Più d'una volta sei apparso, dopo la Resurrezione, ai viventi a quelli che credevan d'odiarti, a quelli che ti avrebbero amato anche se tu non fossi figliolo di Dio, hai mostrato il tuo viso ed hai parlato con la tua voce. Gli asceti nascosti tra le ripe e le sabbie, i monaci nelle lunghe notti dei cenobi, i santi sulle montagne, ti videro e ti udirono e da quel giorno non chiesero che la grazia della morte per riunirsi con te. Tu eri la luce e parola sulla strada di Paolo, fuoco e sangue nello speco di Francesco, amore disperato e perfetto nelle celle di Caterina e di Teresa. Se tornasti per uno perché non torni, una volta, per tutti ? Se quelli meritavano di vederti, per i diritti dell'appassionata speranza, noi possiamo invocare i diritti della nostra deserta disperazione. Quell'anime ti evocarono col potere dell'innocenza; le nostre ti chiamano dal fondo della debolezza e dell'avvilimento. Se appagasti l'estasi dei Santi perché non dovresti accorrere al pianto dei Dannati? Non dicesti d'esser venuto per gl'infermi e non per i sani, per quello che s'è perduto e non per quelli che son rimasti? Ed ecco tu vedi che tutti gli uomini sono appestati e febbricitanti e che ognuno di noi, cercando se, s'è smarrito e ti ha perso. Mai come oggi il tuo Messaggio è stato necessario e mai come oggi fu dimenticato o spregiato. Il Regno di Satana è giunto ormai alla piena maturazione e la salvezza che tutti cercano brancolando non può esser che nel tuo Regno.
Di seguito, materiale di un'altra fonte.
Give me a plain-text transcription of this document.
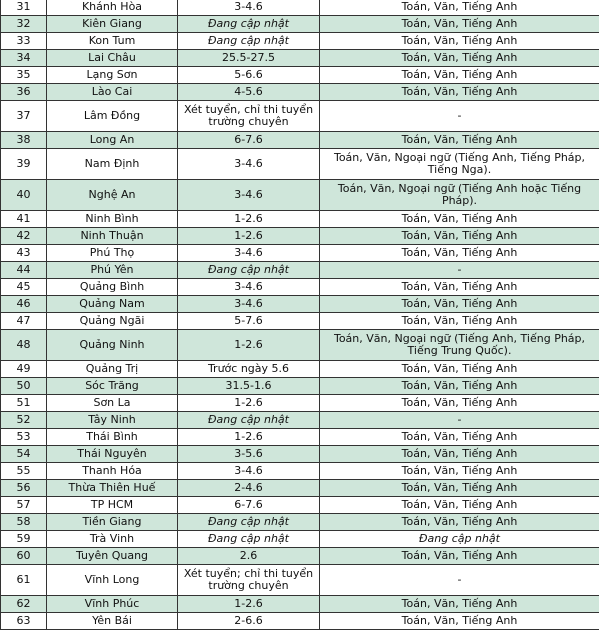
31	Khánh Hòa	3-4.6	Toán, Văn, Tiếng Anh
32	Kiên Giang	Đang cập nhật	Toán, Văn, Tiếng Anh
33	Kon Tum	Đang cập nhật	Toán, Văn, Tiếng Anh
34	Lai Châu	25.5-27.5	Toán, Văn, Tiếng Anh
35	Lạng Sơn	5-6.6	Toán, Văn, Tiếng Anh
36	Lào Cai	4-5.6	Toán, Văn, Tiếng Anh
37	Lâm Đồng	Xét tuyển, chỉ thi tuyển trường chuyên	-
38	Long An	6-7.6	Toán, Văn, Tiếng Anh
39	Nam Định	3-4.6	Toán, Văn, Ngoại ngữ (Tiếng Anh, Tiếng Pháp, Tiếng Nga).
40	Nghệ An	3-4.6	Toán, Văn, Ngoại ngữ (Tiếng Anh hoặc Tiếng Pháp).
41	Ninh Bình	1-2.6	Toán, Văn, Tiếng Anh
42	Ninh Thuận	1-2.6	Toán, Văn, Tiếng Anh
43	Phú Thọ	3-4.6	Toán, Văn, Tiếng Anh
44	Phú Yên	Đang cập nhật	-
45	Quảng Bình	3-4.6	Toán, Văn, Tiếng Anh
46	Quảng Nam	3-4.6	Toán, Văn, Tiếng Anh
47	Quảng Ngãi	5-7.6	Toán, Văn, Tiếng Anh
48	Quảng Ninh	1-2.6	Toán, Văn, Ngoại ngữ (Tiếng Anh, Tiếng Pháp, Tiếng Trung Quốc).
49	Quảng Trị	Trước ngày 5.6	Toán, Văn, Tiếng Anh
50	Sóc Trăng	31.5-1.6	Toán, Văn, Tiếng Anh
51	Sơn La	1-2.6	Toán, Văn, Tiếng Anh
52	Tây Ninh	Đang cập nhật	-
53	Thái Bình	1-2.6	Toán, Văn, Tiếng Anh
54	Thái Nguyên	3-5.6	Toán, Văn, Tiếng Anh
55	Thanh Hóa	3-4.6	Toán, Văn, Tiếng Anh
56	Thừa Thiên Huế	2-4.6	Toán, Văn, Tiếng Anh
57	TP HCM	6-7.6	Toán, Văn, Tiếng Anh
58	Tiền Giang	Đang cập nhật	Toán, Văn, Tiếng Anh
59	Trà Vinh	Đang cập nhật	Đang cập nhật
60	Tuyên Quang	2.6	Toán, Văn, Tiếng Anh
61	Vĩnh Long	Xét tuyển; chỉ thi tuyển trường chuyên	-
62	Vĩnh Phúc	1-2.6	Toán, Văn, Tiếng Anh
63	Yên Bái	2-6.6	Toán, Văn, Tiếng Anh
La grande esperienza volge alla fine. Gli uomini, allontanandosi dall'Evangelo, hanno trovato la desolazione e la morte. Più d'una promessa e d'una minaccia s'è avverata. Ormai non abbiamo, noi disperati, che la speranza d'un tuo ritorno. Se non vieni a destare i dormienti accovati nella belletta puzzante del nostro inferno, è segno che il gastigo ti sembra ancor troppo certo e leggero per il nostro tradimento e che non vuoi mutare l'ordine delle tue leggi. E sia la tua volontà ora e sempre, in cielo e sulla terra.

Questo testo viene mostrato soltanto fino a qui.